Biri olmazsa, öbürü de olmazdı..
Olsa da tadına varılmazdı..
Anlatmakla anlaşılmazdı..
Aşktı..
Hayattı..
Hayat, zıtlıklarla örtülüydü..
Mutsuzluk olmasa doğruları bulmak, kaybetmek olmasa kazanmak zevk vermezdi.
Korkaklık olmasa cesaret, cahillik olmasa bilgelik, düşmanlık olmasa dostluk anlam kazanmazdı.
Yergiler övgülerle, yenilgiler yergilerle birlikte anılırdı.
Çirkinlik olmasa güzelliğe ulaşmak için çaba sarf edilmezdi.
Zaaflar olmasa güç ortaya çıkmazdı.
Alçaklar olmasa yüksekler baş döndürmezdi.
Karanlık olmasa aydınlık göz kamaştırmazdı.
Açlık hissini bilmeden tokluğa şükredilmezdi.
Acı olmasa tatlı yavan kalırdı.
Nefret olmasa aşk doğmazdı.
Ayrılık kavuşmalara, bitişler başlangıçlara zemin hazırlardı.
Birine göre "giden", bir başkasına göre "gelen"di.
"Celal"den korkmadan "Cemal" görülümezdi.
"Her şey", "Hiç"te gizliydi.
Pozitif kutup, negatifsiz düşünülemezdi.
İkiliğin gerçekliğini anlamadan"Bir" idrak edilemezdi.
*Zıtların ilişkisini kavrayabilenler, zıtlıkların ayırıcı değil tamamlayıcı olduğunu görebilenler, hayatı olduğu gibi kabul edebilenler hayattın zevk almayı başarırlardı.
Farklı heyecan arayıp bütün düzeni bozduktan sonra asıl mutluluğun kendi yuvası olduğunu karısını aldattıktan sonra anlayan bir doktorun sıradan hikayesini anlatan bir kitap.
Anlatımı akıcı. Fakat kitabın hikayesini beğenmedim.

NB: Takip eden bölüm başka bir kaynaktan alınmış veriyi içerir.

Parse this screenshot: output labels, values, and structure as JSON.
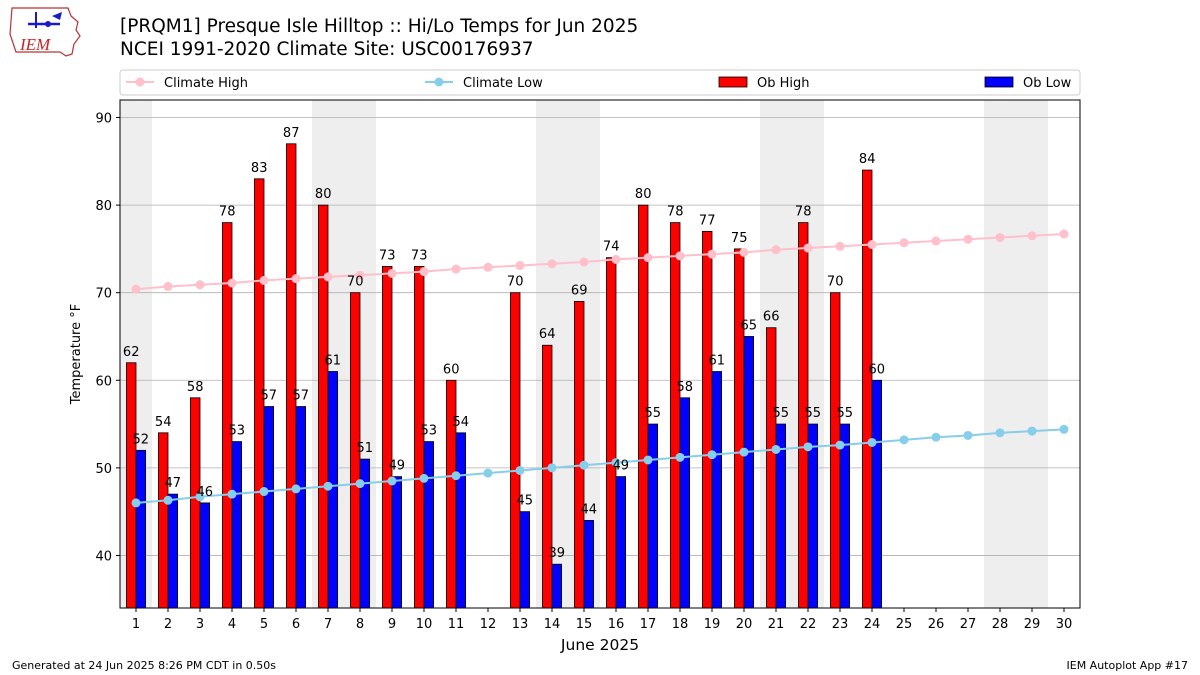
{
  "header": {
    "title_line1": "[PRQM1] Presque Isle Hilltop :: Hi/Lo Temps for Jun 2025",
    "title_line2": "NCEI 1991-2020 Climate Site: USC00176937",
    "logo_text": "IEM"
  },
  "footer": {
    "left": "Generated at 24 Jun 2025 8:26 PM CDT in 0.50s",
    "right": "IEM Autoplot App #17"
  },
  "colors": {
    "ob_high": "#ff0000",
    "ob_low": "#0000ff",
    "climate_high": "#ffc0cb",
    "climate_low": "#87ceeb",
    "weekend_shade": "#eeeeee",
    "grid": "#b0b0b0"
  },
  "chart_data": {
    "type": "bar",
    "xlabel": "June 2025",
    "ylabel": "Temperature °F",
    "ylim": [
      34,
      92
    ],
    "xlim": [
      0.5,
      30.5
    ],
    "yticks": [
      40,
      50,
      60,
      70,
      80,
      90
    ],
    "grid": "y",
    "legend_position": "top",
    "categories": [
      "1",
      "2",
      "3",
      "4",
      "5",
      "6",
      "7",
      "8",
      "9",
      "10",
      "11",
      "12",
      "13",
      "14",
      "15",
      "16",
      "17",
      "18",
      "19",
      "20",
      "21",
      "22",
      "23",
      "24",
      "25",
      "26",
      "27",
      "28",
      "29",
      "30"
    ],
    "shaded_days": [
      1,
      7,
      8,
      14,
      15,
      21,
      22,
      28,
      29
    ],
    "series": [
      {
        "name": "Climate High",
        "kind": "line",
        "values": [
          70.4,
          70.7,
          70.9,
          71.1,
          71.4,
          71.6,
          71.8,
          72.0,
          72.2,
          72.4,
          72.7,
          72.9,
          73.1,
          73.3,
          73.5,
          73.8,
          74.0,
          74.2,
          74.4,
          74.6,
          74.9,
          75.1,
          75.3,
          75.5,
          75.7,
          75.9,
          76.1,
          76.3,
          76.5,
          76.7
        ]
      },
      {
        "name": "Climate Low",
        "kind": "line",
        "values": [
          46.0,
          46.3,
          46.7,
          47.0,
          47.3,
          47.6,
          47.9,
          48.2,
          48.5,
          48.8,
          49.1,
          49.4,
          49.7,
          50.0,
          50.3,
          50.6,
          50.9,
          51.2,
          51.5,
          51.8,
          52.1,
          52.4,
          52.6,
          52.9,
          53.2,
          53.5,
          53.7,
          54.0,
          54.2,
          54.4
        ]
      },
      {
        "name": "Ob High",
        "kind": "bar",
        "values": [
          62,
          54,
          58,
          78,
          83,
          87,
          80,
          70,
          73,
          73,
          60,
          null,
          70,
          64,
          69,
          74,
          80,
          78,
          77,
          75,
          66,
          78,
          70,
          84,
          null,
          null,
          null,
          null,
          null,
          null
        ]
      },
      {
        "name": "Ob Low",
        "kind": "bar",
        "values": [
          52,
          47,
          46,
          53,
          57,
          57,
          61,
          51,
          49,
          53,
          54,
          null,
          45,
          39,
          44,
          49,
          55,
          58,
          61,
          65,
          55,
          55,
          55,
          60,
          null,
          null,
          null,
          null,
          null,
          null
        ]
      }
    ]
  }
}
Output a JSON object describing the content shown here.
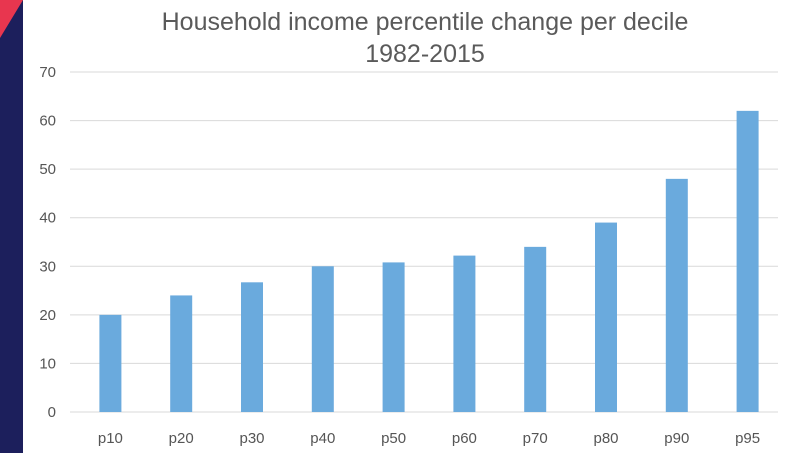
{
  "chart_data": {
    "type": "bar",
    "title_lines": [
      "Household income percentile change per decile",
      "1982-2015"
    ],
    "categories": [
      "p10",
      "p20",
      "p30",
      "p40",
      "p50",
      "p60",
      "p70",
      "p80",
      "p90",
      "p95"
    ],
    "values": [
      20,
      24,
      26.7,
      30,
      30.8,
      32.2,
      34,
      39,
      48,
      62
    ],
    "ylim": [
      0,
      70
    ],
    "yticks": [
      0,
      10,
      20,
      30,
      40,
      50,
      60,
      70
    ],
    "grid": true,
    "bar_color": "#6aaadd",
    "grid_color": "#d9d9d9",
    "xlabel": "",
    "ylabel": ""
  },
  "decoration": {
    "band_color": "#1c1f5c",
    "corner_color": "#e8364f"
  }
}
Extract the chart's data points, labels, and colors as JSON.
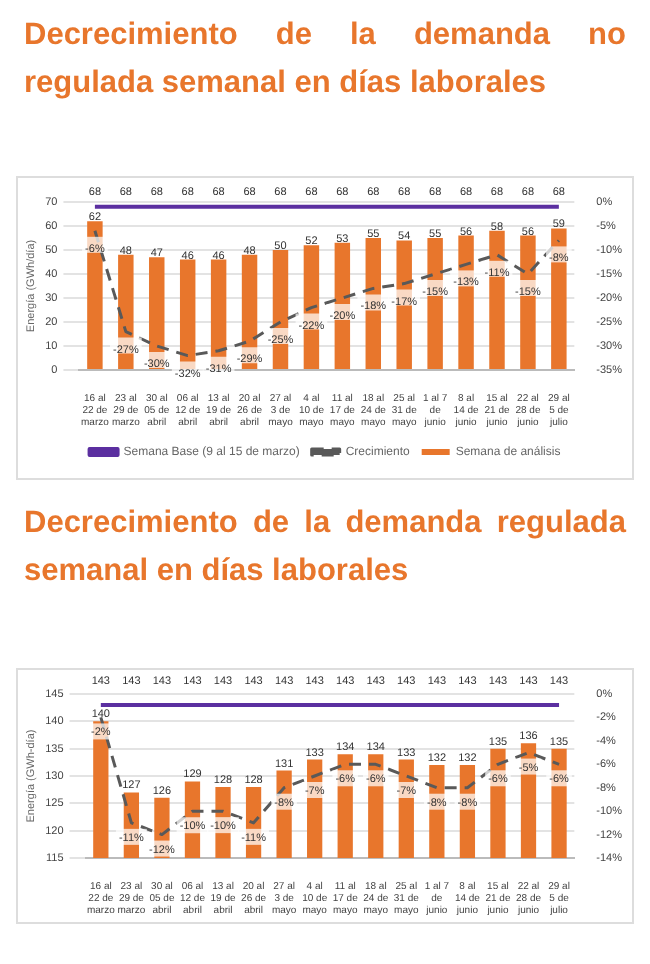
{
  "chart_data": [
    {
      "type": "bar",
      "title": "Decrecimiento de la demanda no regulada semanal en días laborales",
      "ylabel": "Energía (GWh/día)",
      "categories": [
        "16 al 22 de marzo",
        "23 al 29 de marzo",
        "30 al 05 de abril",
        "06 al 12 de abril",
        "13 al 19 de abril",
        "20 al 26 de abril",
        "27 al 3 de mayo",
        "4 al 10 de mayo",
        "11 al 17 de mayo",
        "18 al 24 de mayo",
        "25 al 31 de mayo",
        "1 al 7 de junio",
        "8 al 14 de junio",
        "15 al 21 de junio",
        "22 al 28 de junio",
        "29 al 5 de julio"
      ],
      "series": [
        {
          "name": "Semana de análisis",
          "color": "#e8762c",
          "values": [
            62,
            48,
            47,
            46,
            46,
            48,
            50,
            52,
            53,
            55,
            54,
            55,
            56,
            58,
            56,
            59
          ]
        },
        {
          "type": "line",
          "name": "Semana Base (9 al 15 de marzo)",
          "color": "#5b2fa0",
          "line_style": "solid",
          "values": [
            68,
            68,
            68,
            68,
            68,
            68,
            68,
            68,
            68,
            68,
            68,
            68,
            68,
            68,
            68,
            68
          ]
        },
        {
          "type": "line",
          "name": "Crecimiento",
          "color": "#595959",
          "axis": "y2",
          "line_style": "dashed",
          "values": [
            -6,
            -27,
            -30,
            -32,
            -31,
            -29,
            -25,
            -22,
            -20,
            -18,
            -17,
            -15,
            -13,
            -11,
            -15,
            -8
          ],
          "value_labels": [
            "-6%",
            "-27%",
            "-30%",
            "-32%",
            "-31%",
            "-29%",
            "-25%",
            "-22%",
            "-20%",
            "-18%",
            "-17%",
            "-15%",
            "-13%",
            "-11%",
            "-15%",
            "-8%"
          ]
        }
      ],
      "ylim": [
        0,
        70
      ],
      "yticks": [
        0,
        10,
        20,
        30,
        40,
        50,
        60,
        70
      ],
      "y2lim": [
        -35,
        0
      ],
      "y2ticks": [
        {
          "value": -35,
          "label": "-35%"
        },
        {
          "value": -30,
          "label": "-30%"
        },
        {
          "value": -25,
          "label": "-25%"
        },
        {
          "value": -20,
          "label": "-20%"
        },
        {
          "value": -15,
          "label": "-15%"
        },
        {
          "value": -10,
          "label": "-10%"
        },
        {
          "value": -5,
          "label": "-5%"
        },
        {
          "value": 0,
          "label": "0%"
        }
      ],
      "grid": "y",
      "legend": "bottom",
      "data_labels": true,
      "marker": "none"
    },
    {
      "type": "bar",
      "title": "Decrecimiento de la demanda regulada semanal en días laborales",
      "ylabel": "Energía (GWh-día)",
      "categories": [
        "16 al 22 de marzo",
        "23 al 29 de marzo",
        "30 al 05 de abril",
        "06 al 12 de abril",
        "13 al 19 de abril",
        "20 al 26 de abril",
        "27 al 3 de mayo",
        "4 al 10 de mayo",
        "11 al 17 de mayo",
        "18 al 24 de mayo",
        "25 al 31 de mayo",
        "1 al 7 de junio",
        "8 al 14 de junio",
        "15 al 21 de junio",
        "22 al 28 de junio",
        "29 al 5 de julio"
      ],
      "series": [
        {
          "color": "#e8762c",
          "values": [
            140,
            127,
            126,
            129,
            128,
            128,
            131,
            133,
            134,
            134,
            133,
            132,
            132,
            135,
            136,
            135
          ]
        },
        {
          "type": "line",
          "color": "#5b2fa0",
          "line_style": "solid",
          "values": [
            143,
            143,
            143,
            143,
            143,
            143,
            143,
            143,
            143,
            143,
            143,
            143,
            143,
            143,
            143,
            143
          ]
        },
        {
          "type": "line",
          "color": "#595959",
          "axis": "y2",
          "line_style": "dashed",
          "values": [
            -2,
            -11,
            -12,
            -10,
            -10,
            -11,
            -8,
            -7,
            -6,
            -6,
            -7,
            -8,
            -8,
            -6,
            -5,
            -6
          ],
          "value_labels": [
            "-2%",
            "-11%",
            "-12%",
            "-10%",
            "-10%",
            "-11%",
            "-8%",
            "-7%",
            "-6%",
            "-6%",
            "-7%",
            "-8%",
            "-8%",
            "-6%",
            "-5%",
            "-6%"
          ]
        }
      ],
      "ylim": [
        115,
        145
      ],
      "yticks": [
        115,
        120,
        125,
        130,
        135,
        140,
        145
      ],
      "y2lim": [
        -14,
        0
      ],
      "y2ticks": [
        {
          "value": -14,
          "label": "-14%"
        },
        {
          "value": -12,
          "label": "-12%"
        },
        {
          "value": -10,
          "label": "-10%"
        },
        {
          "value": -8,
          "label": "-8%"
        },
        {
          "value": -6,
          "label": "-6%"
        },
        {
          "value": -4,
          "label": "-4%"
        },
        {
          "value": -2,
          "label": "-2%"
        },
        {
          "value": 0,
          "label": "0%"
        }
      ],
      "grid": "y",
      "data_labels": true,
      "marker": "none"
    }
  ]
}
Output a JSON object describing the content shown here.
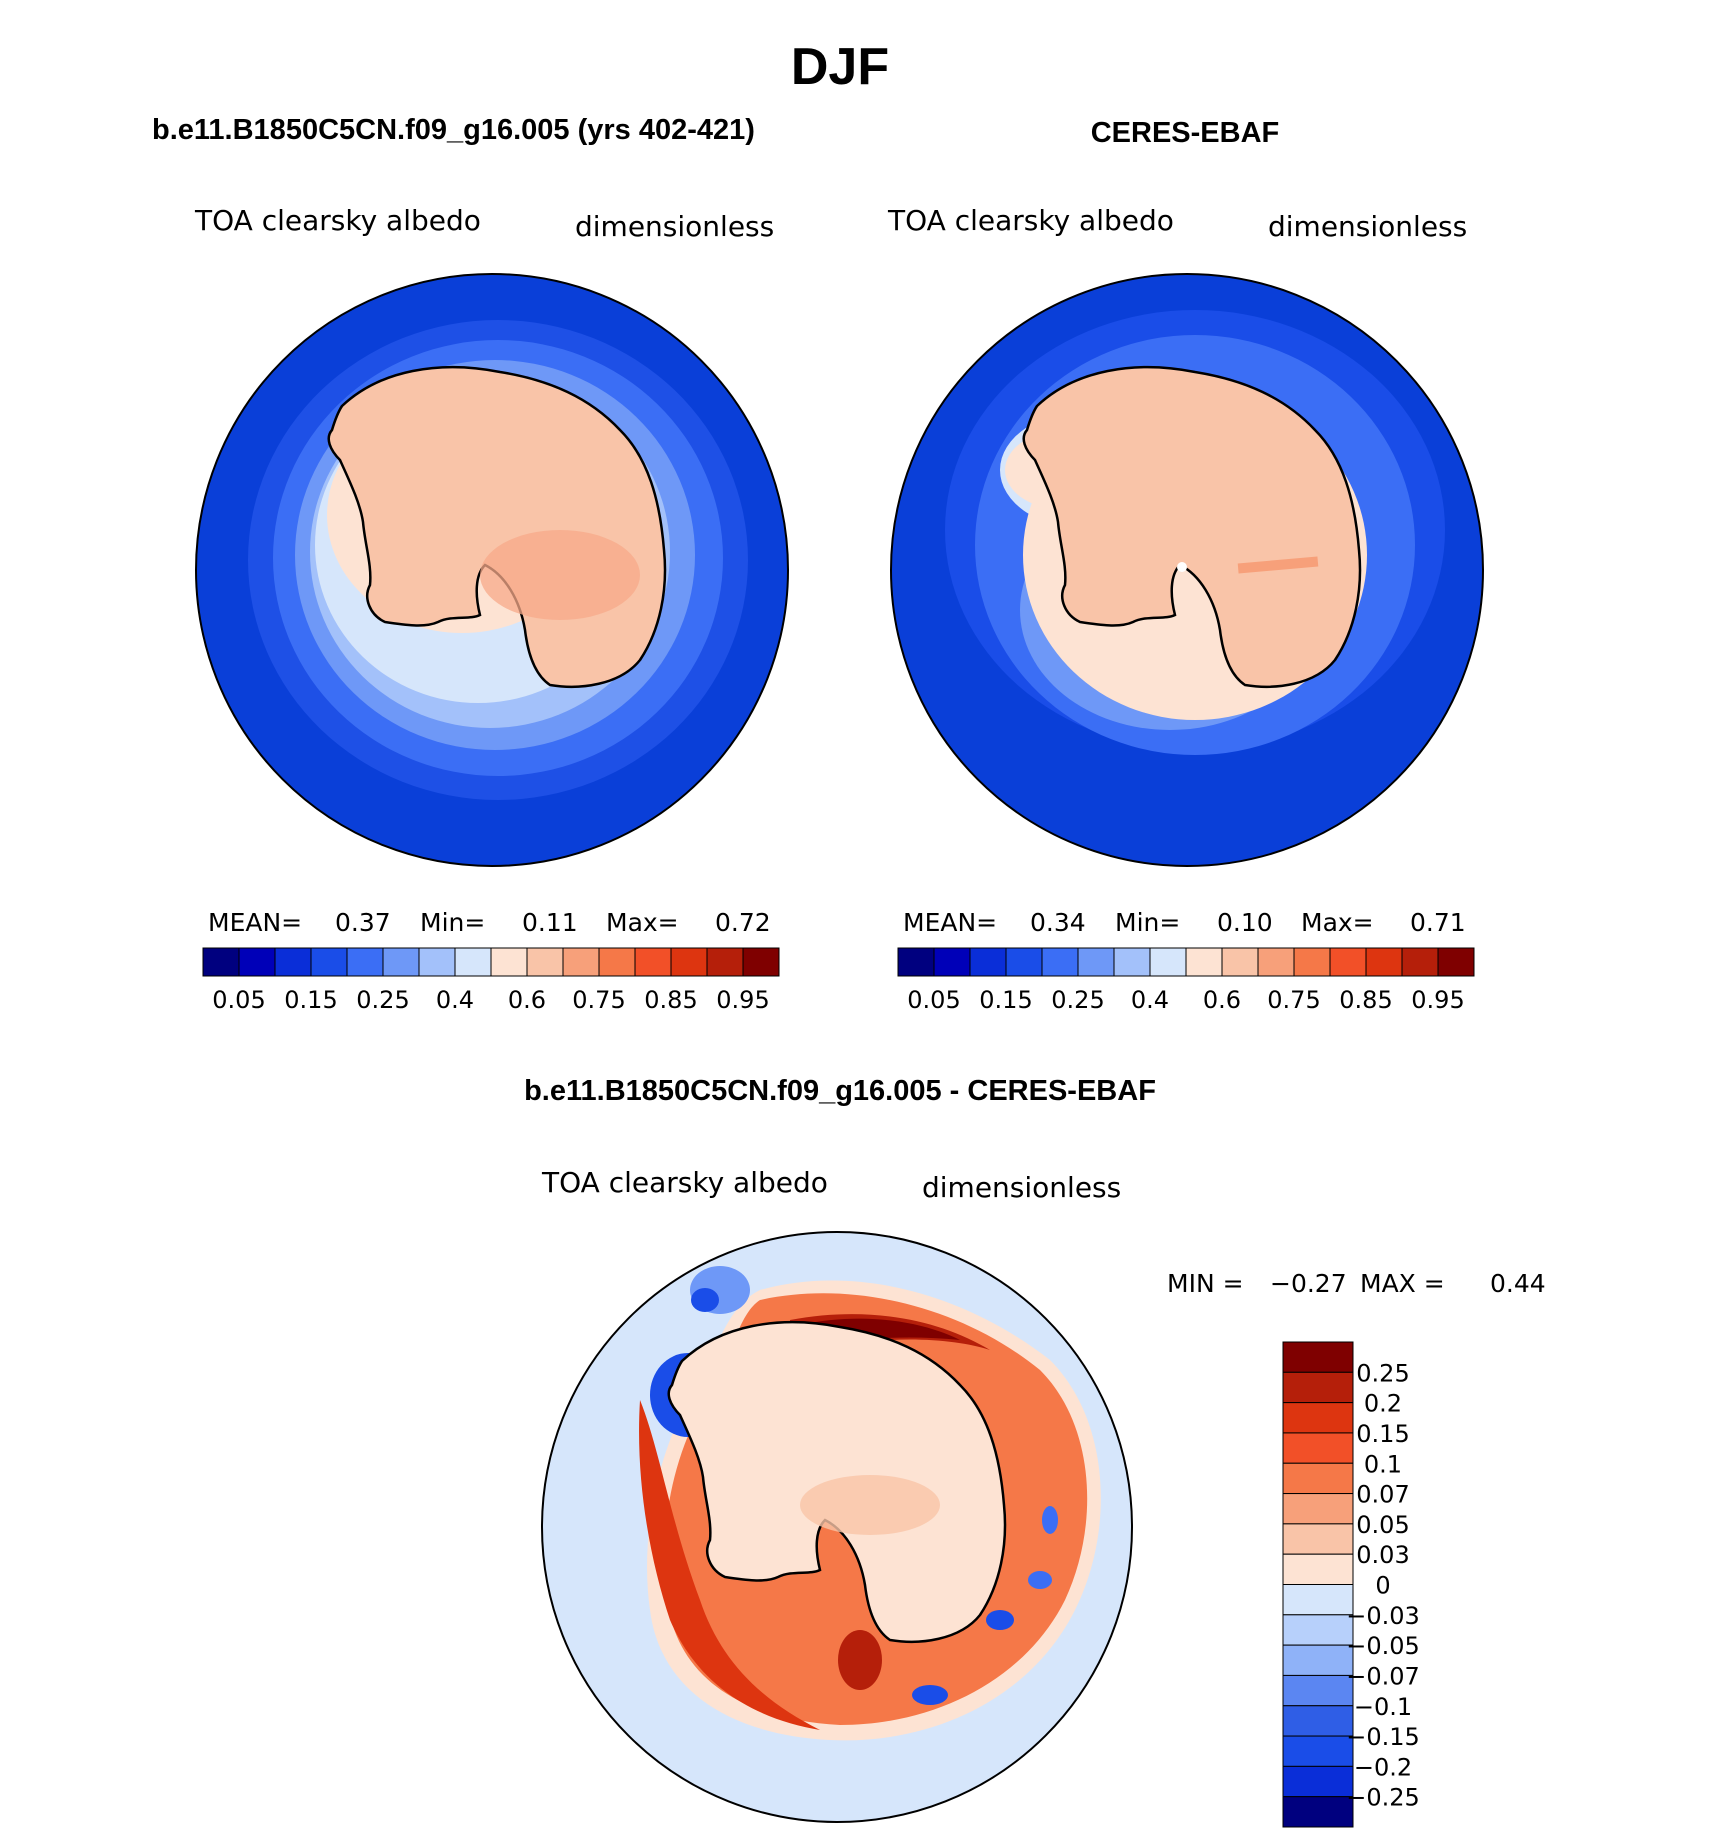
{
  "figure": {
    "title": "DJF",
    "colors": {
      "ocean_dark": "#0a3fd8",
      "land": "#f9c4a8",
      "coast": "#000000"
    }
  },
  "chart_data": [
    {
      "type": "heatmap",
      "projection": "south-polar-stereographic",
      "title": "b.e11.B1850C5CN.f09_g16.005 (yrs 402-421)",
      "variable": "TOA clearsky albedo",
      "units": "dimensionless",
      "stats": {
        "mean_label": "MEAN=",
        "mean": "0.37",
        "min_label": "Min=",
        "min": "0.11",
        "max_label": "Max=",
        "max": "0.72"
      },
      "colorbar": {
        "orientation": "horizontal",
        "colors": [
          "#00007f",
          "#0000b8",
          "#0a2ed8",
          "#1a4de8",
          "#3b6ef5",
          "#6e98f7",
          "#a3c1fa",
          "#d6e6fb",
          "#fde3d3",
          "#f9c4a8",
          "#f7a07a",
          "#f57848",
          "#f25028",
          "#dd3510",
          "#b51f0a",
          "#7f0000"
        ],
        "labels": [
          "0.05",
          "0.15",
          "0.25",
          "0.4",
          "0.6",
          "0.75",
          "0.85",
          "0.95"
        ]
      }
    },
    {
      "type": "heatmap",
      "projection": "south-polar-stereographic",
      "title": "CERES-EBAF",
      "variable": "TOA clearsky albedo",
      "units": "dimensionless",
      "stats": {
        "mean_label": "MEAN=",
        "mean": "0.34",
        "min_label": "Min=",
        "min": "0.10",
        "max_label": "Max=",
        "max": "0.71"
      },
      "colorbar": {
        "orientation": "horizontal",
        "colors": [
          "#00007f",
          "#0000b8",
          "#0a2ed8",
          "#1a4de8",
          "#3b6ef5",
          "#6e98f7",
          "#a3c1fa",
          "#d6e6fb",
          "#fde3d3",
          "#f9c4a8",
          "#f7a07a",
          "#f57848",
          "#f25028",
          "#dd3510",
          "#b51f0a",
          "#7f0000"
        ],
        "labels": [
          "0.05",
          "0.15",
          "0.25",
          "0.4",
          "0.6",
          "0.75",
          "0.85",
          "0.95"
        ]
      }
    },
    {
      "type": "heatmap",
      "projection": "south-polar-stereographic",
      "title": "b.e11.B1850C5CN.f09_g16.005 - CERES-EBAF",
      "variable": "TOA clearsky albedo",
      "units": "dimensionless",
      "stats": {
        "min_label": "MIN =",
        "min": "−0.27",
        "max_label": "MAX =",
        "max": "0.44"
      },
      "colorbar": {
        "orientation": "vertical",
        "colors_top_to_bottom": [
          "#7f0000",
          "#b51f0a",
          "#dd3510",
          "#f25028",
          "#f57848",
          "#f7a07a",
          "#f9c4a8",
          "#fde3d3",
          "#d6e6fb",
          "#b7d0fb",
          "#8fb2f8",
          "#5b86f2",
          "#2f5ee6",
          "#1a4de8",
          "#0a2ed8",
          "#00007f"
        ],
        "labels": [
          "0.25",
          "0.2",
          "0.15",
          "0.1",
          "0.07",
          "0.05",
          "0.03",
          "0",
          "−0.03",
          "−0.05",
          "−0.07",
          "−0.1",
          "−0.15",
          "−0.2",
          "−0.25"
        ]
      }
    }
  ]
}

Bilindik bir hikaye. Kütüphanemdeki kitapları okumaya çalıştığım için başlayıp ve başladığıma pişman olduğum bir kitap oldu. Her kitap okunmayı hak eder bu felsefeden hareket ederek okurum tüm kitapları. Fakat önereceğim bir kitap değil. Bilindik hikayeler genellikle sıkar insanı bu kitabı okuyarak bunu bir kez daha anladım.